«La realidad depende de detalles muy pequeños», dice el científico y ensayista británico Richard Dawkins, «Sabemos que todos los mamíferos vienen de un individuo que existía en la época de los dinosaurios. Si ese pequeño mamífero hubiera muerto antes de reproducirse, quizás también estarían aquí los mamíferos pero serían completamente distintos. Quizás ese mamífero sobrevivió por un estornudo del dinosaurio. Respecto al ejemplo de Hitler, cada uno de nosotros cobramos existencia porque uno entre muchos millones de espermatozoides fertilizó el óvulo. El movimiento más ligero mientras sus abuelos estaban copulando, que un perro ladrara y perdieran la concentración o se movieran, haría que el resultado hubiera sido otro. De ahí que diga que con un estornudo años antes no habría habido guerra». También el escritor Sainte-Beuwe sostenía que la historia hubiera cambiado por completo si una bala hubiera matado a Napoleón.
¿Para que usted lea esto y que primero yo lo escriba, de cuántos azares dependemos? ¿Quién nos dice que el lector por estar leyendo mi texto no se esté perdiendo otra circunstancia que cambie radicalmente su vida y que debido a distraer su tiempo en la lectura pasará de largo sin afectar en nada su futuro para bien o mal? Las preguntas nos lanza al abismo y no encontramos disolución a este nudo enigmático compuesto por el curso de las coincidencias, magníficamente bien expuesto por Scott Fitzgerald en el relato corto «El extraño caso de Benjamin Button» donde se cuenta como la protagonista es atropellada en una calle de París y qué circunstancias se van produciendo hasta el fatal accidente que evidentemente le cambiará la vida e influirá en otras vidas cruzadas. Un segundo es suficiente para que coincidamos en la realidad de que nuestro presente sea el que es y no otro.

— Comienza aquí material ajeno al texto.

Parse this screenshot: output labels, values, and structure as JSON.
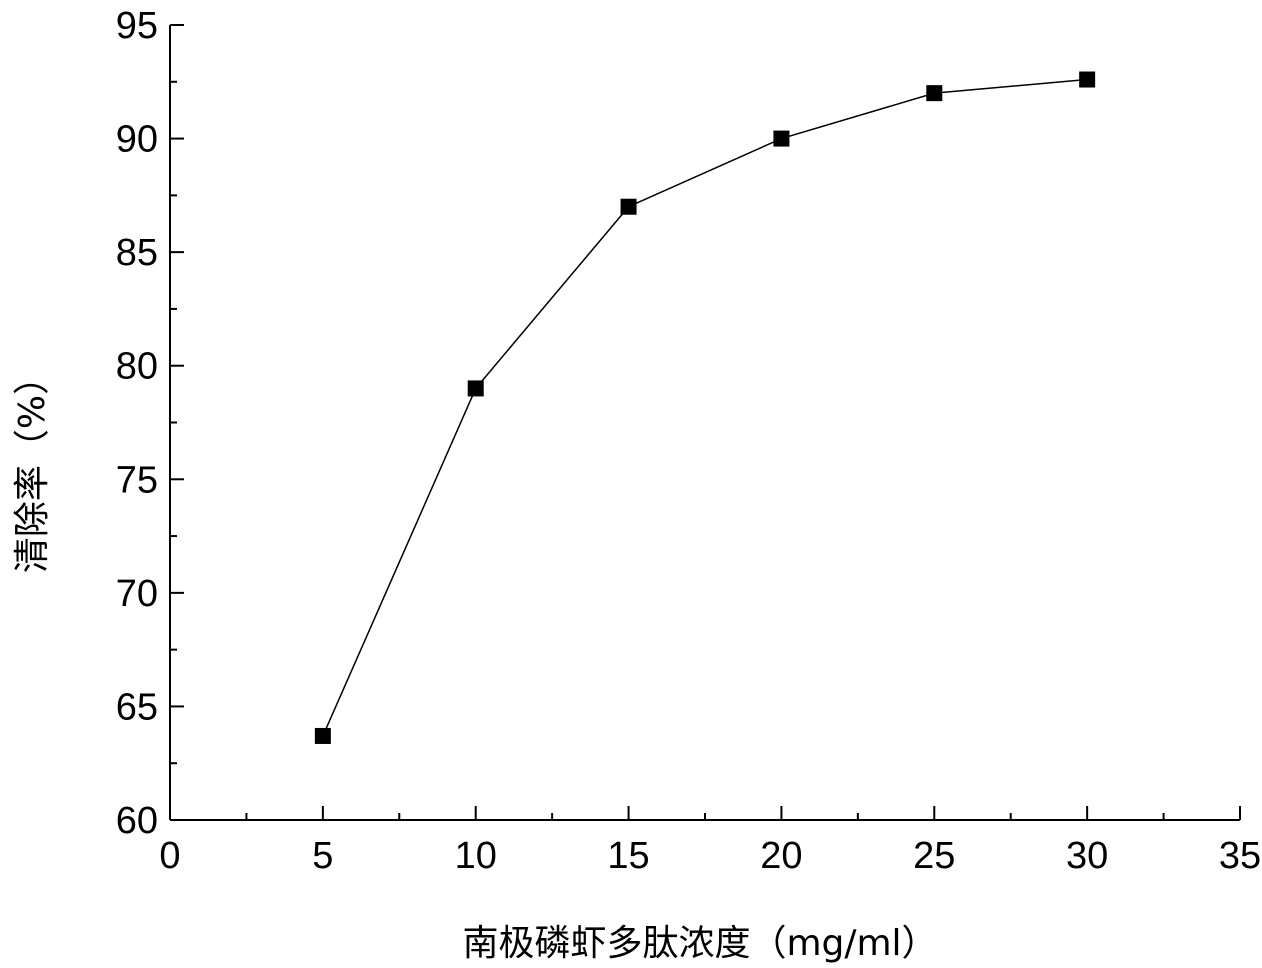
{
  "chart_data": {
    "type": "line",
    "xlabel": "南极磷虾多肽浓度（mg/ml）",
    "ylabel": "清除率（%）",
    "xlim": [
      0,
      35
    ],
    "ylim": [
      60,
      95
    ],
    "xticks": [
      0,
      5,
      10,
      15,
      20,
      25,
      30,
      35
    ],
    "yticks": [
      60,
      65,
      70,
      75,
      80,
      85,
      90,
      95
    ],
    "grid": false,
    "marker": "square",
    "series": [
      {
        "x": [
          5,
          10,
          15,
          20,
          25,
          30
        ],
        "y": [
          63.7,
          79,
          87,
          90,
          92,
          92.6
        ],
        "color": "#000000"
      }
    ]
  }
}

Alguien comparaba esa complicada urdimbre con una mesa de billar, admirado ante el vértigo que supone tomar consciencia de como la vida de cualquiera es una bola que toma una u otra dirección tras chocar con otras.
Se dirá que una vida muy dinámica está más expuesta a situaciones de amplia movilidad que otra ascética y ermitaña alejada del mundo y con menos posibilidades de ser permanente moneda de cambio, pero siempre es la excepcionalidad lo que hace de un momento ser decisivo y potente de cambiar la perspectiva. Los grandes descubrimientos y hasta los pequeños, en cualquier orden, muchos de ellos son productos de una casualidad, de una observación que finalizó por ser clave para la humanidad y que desbarató con toda su simpleza la grandilocuencia de las grandes gestualidades. Nos cuenta la Biblia que David venció al gigante Goliat con el arma rudimentaria de una honda y que la observación de la osamenta de la mandíbula de una serpiente fue la causante de que Talos descubriera la herramienta de la sierra al convertirla en hierro, según la mitología griega.
En estos tiempos de banalidad, luego se les llama de transición en la Historia, vivimos de espaldas a lo esencial; inmersos de nuevo en las grandes proclamas de los que se creen ombligos del mundo y cuya oleada olvida las huellas que los naufragios han ido dejando en la playa. Se publicita el individualismo que resulta un fake dictado por la marca totalitaria, pero el vacío está presente y esa oquedad ante la bifurcación de caminos, ese detalle pequeño que hace trizas lo pensado de eternidad, nos puede llevar al miedo o a tener confianza en el propio vacío y dejarnos conducir a la iluminación: esa pequeña oportunidad latente hasta en el más oscuro pesimismo.
Nadie mejor que don Antonio describió esa capacidad de elección y aventura esencialmente humana:
Erase de un marinero
que hizo un jardín junto al mar,
y se metió a jardinero.
Estaba el jardín en flor, y el marinero se fue,
por esos mares de Dios. ( A Machado)
El azar y lo electivo en perfecta conjunción.